Other forms of communicating with the public such as creating podcasts and online video will also continue to gain ground. However, the time commitment for either approach is substantial compared to blogging ensuring that they will be utilized by a very small portion of the business world for years to come.

Blogs, on the other hand, have several fundamental reasons that point to their long-term value for businesses:

1. Simple to use
Creating a blog post is just like writing an email.

2. Create value for customers
Blogs provide all sorts of information to people interested in your company. They provide answers to questions, details about products, company news, and an insight into the personalities of the employees.

3. Cost
Blogs range from nothing to a couple of hundred bucks a year unless you hire an employee to write the blog, which may very well be worth their salary.

4. Search engine rankings
Blogs score very well in search engines, and this is unlikely to change anytime soon. The reason is because search engines continue to get smarter and smarter, weeding out web pages that don't have very good content compared to search terms people search for. As these get weeded out, blog posts climb the ladder as web pages that contain useful information while being part of a large website.

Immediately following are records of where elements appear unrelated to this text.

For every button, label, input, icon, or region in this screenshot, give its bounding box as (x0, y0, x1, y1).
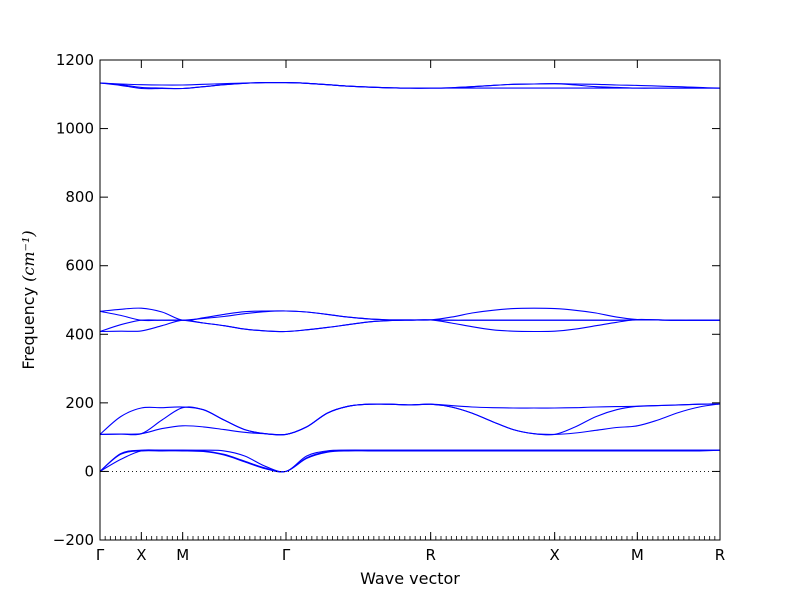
y-tick-label: 0 (84, 462, 94, 480)
band-line-3 (99, 449, 720, 473)
minor-ticks (99, 536, 721, 540)
x-tick-label: M (176, 546, 189, 564)
y-tick-label: 600 (65, 257, 94, 275)
y-tick-label: 800 (65, 188, 94, 206)
y-axis-title: Frequency (cm⁻¹) (19, 230, 38, 369)
band-line-10 (99, 318, 720, 333)
x-axis-title: Wave vector (360, 569, 460, 588)
y-tick-label: −200 (53, 531, 94, 549)
y-tick-label: 1000 (56, 120, 94, 138)
band-line-13 (99, 81, 720, 90)
y-axis-ticks: −200 0 200 400 600 800 1000 1200 (53, 51, 720, 549)
y-axis-title-text: Frequency (19, 287, 38, 370)
x-tick-label: R (715, 546, 725, 564)
x-tick-label: M (631, 546, 644, 564)
x-tick-label: X (550, 546, 560, 564)
band-lines (99, 81, 721, 473)
band-line-2 (99, 449, 721, 473)
band-line-6 (99, 403, 721, 436)
y-tick-label: 1200 (56, 51, 94, 69)
x-tick-label: R (425, 546, 435, 564)
x-tick-label: Γ (96, 546, 105, 564)
y-tick-label: 400 (65, 325, 94, 343)
y-tick-label: 200 (65, 394, 94, 412)
plot-frame (99, 59, 721, 541)
y-axis-title-unit: (cm⁻¹) (19, 230, 38, 281)
x-tick-label: X (136, 546, 146, 564)
x-tick-label: Γ (282, 546, 291, 564)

5. All the advantages of Direct Mail, without the postage
Blogs allow your company to reach hundreds (thousands) of customers instantly...for free. RSS subscriptions and tools like Twitter allow you to inform your customers when you have written a new blog post, prompting them to visit your site to read it. While most of your posts will be strictly informational, there's nothing wrong with writing a purely sales-driven post every once in a while if it gives real value to your customers. Within minutes you can generate a measurable response to a sales offer and even test different sales approaches. In the past, this would take months and thousands of dollars in printing and postage costs. With a blog it doesn't cost anything.

6. Blogs are seemless
A customer often has to download a podcast in order to enjoy it. If you offer a video, they have to be in an environment that allows noise to come from your computer. Many companies put restrictions on audio or video in the workplace. But a blog is just a website. Blog pages show up in regular Google searches, they use regular web site navigation, and they don't require any kind of special plugin to read. Customers often don't even know they are reading a "blog," especially if the blog is designed with the same graphics as your normal web site.

7. Blogs evolve
Unlike Facebook or Twitter, blogs are not "owned" by any one company. As a result, the companies that create blogging platforms are constantly evolving, adapting, and reinventing what a blog means. New features and functions are constantly being added. These improvements will keep blogging at the forefront of internet technology for the foreseeable future.

Technology changes our internet experience very fast. The internet as we know it did not exist before 1994 (when Netscape Navigator was created). Blogs entered the non-tech world in approximately 2002, but took a few years to gain widespread recognition.

Here we are in 2009, not even a decade later. But blogging again may be compared to direct mail. While direct mail was popularized and turned into a science in 1923 (Scientific Advertising, Claude C. Hopkins), it is still perhaps the most effective form of advertising in terms of return-on-investment. The fundamentals of direct advertising apply to blogging, and this is why your business blog will continue to be an important and profitable marketing strategy through 2029.